35 Jahre Lufthansa-Patenschaft: „Schwerin“ fliegt als Botschafterin um die Welt

(stm/red)

Seit dem 2. September 1991 verbindet die Landeshauptstadt Schwerin und Lufthansa eine offizielle Flugzeugpatenschaft. An diesem Mittwoch jährt sich die Taufe der ersten „Schwerin“ zum 35. Mal. Heute trägt ein moderner Airbus A350-900 den Namen der Stadt in die Welt.

Die aktuelle „Schwerin“ ist ein Airbus A350-900 mit der Kennung D-AIXM. Seit seiner Indienststellung im März 2019 war das Langstreckenflugzeug bereits auf 43 verschiedenen Destinationen unterwegs. Mehr als 3.300 Flüge absolvierte die Maschine bislang – und brachte dabei rund 760.000 Fluggäste sicher an ihr Ziel. Damit ist die „Schwerin“ nicht nur Teil der Lufthansa-Flotte, sondern auch ein fliegender Botschafter der Landeshauptstadt.

Erste „Schwerin“ wurde 1991 in Hamburg getauft

Die Geschichte der Patenschaft begann am 2. September 1991 am Flughafen Hamburg. Dort wurde die erste „Schwerin“ gemeinsam mit der „Mecklenburg-Vorpommern“ getauft. Taufpatin war Gerda Kwaschik, die Ehefrau des damaligen Schweriner Oberbürgermeisters Johannes Kwaschik.
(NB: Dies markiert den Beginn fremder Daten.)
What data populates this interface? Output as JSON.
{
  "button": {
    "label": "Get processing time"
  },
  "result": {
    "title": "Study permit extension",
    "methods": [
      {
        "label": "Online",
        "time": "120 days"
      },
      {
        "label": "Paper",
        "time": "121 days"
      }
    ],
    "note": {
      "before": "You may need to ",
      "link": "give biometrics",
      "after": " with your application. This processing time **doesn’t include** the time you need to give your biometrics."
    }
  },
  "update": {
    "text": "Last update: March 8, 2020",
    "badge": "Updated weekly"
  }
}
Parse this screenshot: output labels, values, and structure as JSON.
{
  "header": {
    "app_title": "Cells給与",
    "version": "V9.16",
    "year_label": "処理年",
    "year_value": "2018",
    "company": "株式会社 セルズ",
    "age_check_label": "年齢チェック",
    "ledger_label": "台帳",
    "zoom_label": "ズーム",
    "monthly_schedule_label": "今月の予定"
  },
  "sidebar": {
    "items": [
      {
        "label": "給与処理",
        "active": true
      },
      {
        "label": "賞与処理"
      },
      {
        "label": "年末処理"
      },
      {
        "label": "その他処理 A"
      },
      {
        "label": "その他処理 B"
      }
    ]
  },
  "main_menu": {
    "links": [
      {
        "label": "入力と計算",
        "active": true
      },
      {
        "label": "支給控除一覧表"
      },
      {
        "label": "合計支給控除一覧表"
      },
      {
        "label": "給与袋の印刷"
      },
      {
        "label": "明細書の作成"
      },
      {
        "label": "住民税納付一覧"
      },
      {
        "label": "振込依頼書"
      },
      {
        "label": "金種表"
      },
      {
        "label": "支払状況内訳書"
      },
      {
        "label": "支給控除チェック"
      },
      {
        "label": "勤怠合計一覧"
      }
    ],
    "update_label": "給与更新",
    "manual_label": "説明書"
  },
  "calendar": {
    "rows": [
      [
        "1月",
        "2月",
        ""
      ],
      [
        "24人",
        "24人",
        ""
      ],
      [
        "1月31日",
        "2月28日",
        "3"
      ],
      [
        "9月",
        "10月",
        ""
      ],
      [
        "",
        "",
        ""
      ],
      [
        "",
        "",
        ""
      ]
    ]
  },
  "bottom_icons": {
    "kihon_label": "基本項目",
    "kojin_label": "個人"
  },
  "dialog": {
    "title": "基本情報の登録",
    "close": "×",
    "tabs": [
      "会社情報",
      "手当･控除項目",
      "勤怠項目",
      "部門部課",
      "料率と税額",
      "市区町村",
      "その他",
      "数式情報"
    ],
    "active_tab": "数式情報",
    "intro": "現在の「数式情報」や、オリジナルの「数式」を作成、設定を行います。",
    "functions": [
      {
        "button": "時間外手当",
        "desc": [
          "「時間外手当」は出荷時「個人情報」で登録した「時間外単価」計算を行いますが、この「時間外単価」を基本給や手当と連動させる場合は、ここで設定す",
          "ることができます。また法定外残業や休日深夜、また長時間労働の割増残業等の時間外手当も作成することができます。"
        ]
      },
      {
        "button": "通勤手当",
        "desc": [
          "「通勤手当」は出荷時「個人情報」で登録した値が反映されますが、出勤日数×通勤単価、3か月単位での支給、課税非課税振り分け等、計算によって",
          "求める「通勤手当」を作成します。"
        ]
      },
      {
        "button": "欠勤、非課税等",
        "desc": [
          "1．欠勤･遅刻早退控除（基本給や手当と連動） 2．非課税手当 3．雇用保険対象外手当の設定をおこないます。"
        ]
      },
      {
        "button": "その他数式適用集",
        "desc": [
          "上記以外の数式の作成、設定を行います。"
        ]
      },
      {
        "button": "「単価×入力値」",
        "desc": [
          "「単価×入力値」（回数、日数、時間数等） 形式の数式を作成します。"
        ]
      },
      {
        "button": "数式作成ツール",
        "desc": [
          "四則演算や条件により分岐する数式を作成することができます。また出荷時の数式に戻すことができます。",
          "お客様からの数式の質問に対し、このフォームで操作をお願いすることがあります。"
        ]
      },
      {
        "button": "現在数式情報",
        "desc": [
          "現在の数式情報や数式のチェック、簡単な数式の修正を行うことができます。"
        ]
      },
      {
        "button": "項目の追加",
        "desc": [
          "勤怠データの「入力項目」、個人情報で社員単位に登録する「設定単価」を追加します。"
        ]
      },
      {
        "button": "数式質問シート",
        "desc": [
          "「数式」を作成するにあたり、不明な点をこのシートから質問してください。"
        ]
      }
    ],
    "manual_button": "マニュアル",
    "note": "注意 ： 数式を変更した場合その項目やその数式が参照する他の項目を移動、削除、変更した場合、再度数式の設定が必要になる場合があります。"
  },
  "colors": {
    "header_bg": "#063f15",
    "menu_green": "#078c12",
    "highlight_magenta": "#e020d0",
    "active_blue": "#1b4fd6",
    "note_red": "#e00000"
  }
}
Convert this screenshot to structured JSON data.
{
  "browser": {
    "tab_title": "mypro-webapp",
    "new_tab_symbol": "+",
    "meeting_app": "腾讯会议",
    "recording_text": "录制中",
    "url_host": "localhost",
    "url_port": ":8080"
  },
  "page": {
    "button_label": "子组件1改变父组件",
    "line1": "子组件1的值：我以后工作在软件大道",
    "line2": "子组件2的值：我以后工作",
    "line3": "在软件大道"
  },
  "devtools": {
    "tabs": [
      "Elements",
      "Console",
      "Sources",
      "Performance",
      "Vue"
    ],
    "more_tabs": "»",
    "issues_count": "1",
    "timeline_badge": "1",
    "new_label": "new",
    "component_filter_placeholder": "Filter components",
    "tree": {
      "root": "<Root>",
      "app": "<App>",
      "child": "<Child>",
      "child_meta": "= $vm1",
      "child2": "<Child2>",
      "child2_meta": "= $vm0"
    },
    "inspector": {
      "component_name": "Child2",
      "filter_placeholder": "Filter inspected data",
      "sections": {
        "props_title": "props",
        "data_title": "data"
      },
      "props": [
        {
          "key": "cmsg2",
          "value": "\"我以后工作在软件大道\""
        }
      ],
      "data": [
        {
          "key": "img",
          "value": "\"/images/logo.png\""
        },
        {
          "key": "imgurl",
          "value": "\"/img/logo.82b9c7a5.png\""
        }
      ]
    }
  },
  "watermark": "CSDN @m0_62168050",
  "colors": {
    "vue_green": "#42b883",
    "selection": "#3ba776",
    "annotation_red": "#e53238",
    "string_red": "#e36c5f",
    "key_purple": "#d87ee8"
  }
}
Bei der ersten „Schwerin“ handelte es sich um einen Airbus A320 mit dem Kennzeichen D-AIPW. Die Maschine war im Dezember 1990 fabrikneu an Lufthansa ausgeliefert worden und flog bis März 2015 für die Airline. Anschließend wurde sie an die damalige Lufthansa-Tochter Germanwings weitergegeben. Nach einer Umlackierung trug sie allerdings keinen Städtenamen mehr.

Lufthansa benennt Flugzeuge seit 1960 nach Städten und Regionen

Flugzeugtaufen haben bei Lufthansa eine lange Tradition. Bereits 1960 wurde erstmals ein Lufthansa-Flugzeug getauft: eine Boeing 707 mit dem Kennzeichen D-ABOC, die am 16. September 1960 den Namen „Berlin“ erhielt.

Mit den Patenschaften will Lufthansa die Verbundenheit zu Deutschland auch über die großen Drehkreuze hinaus sichtbar machen. Die Namen der Städte, Bundesländer und Landeshauptstädte werden außen am Flugzeug angebracht – rechts neben der vorderen Eingangstür. Mittlerweile bestehen mehr als 300 Patenschaften.

Bei der Vergabe der Namen orientiert sich Lufthansa unter anderem an der historischen, gesellschaftlichen und wirtschaftlichen Bedeutung eines Ortes. Auch besondere Bezüge zur Luftfahrt oder zur Lufthansa können eine Rolle spielen. Scheidet ein getauftes Flugzeug aus der Flotte aus, kann der Name auf eine neue Maschine übergehen – so wie im Fall Schwerin.

Die aktuelle „Schwerin“ trägt den Namen der Landeshauptstadt damit weiterhin sichtbar um den Globus – und verbindet als Teil der Lufthansa-Langstreckenflotte Menschen, Kulturen und Volkswirtschaften.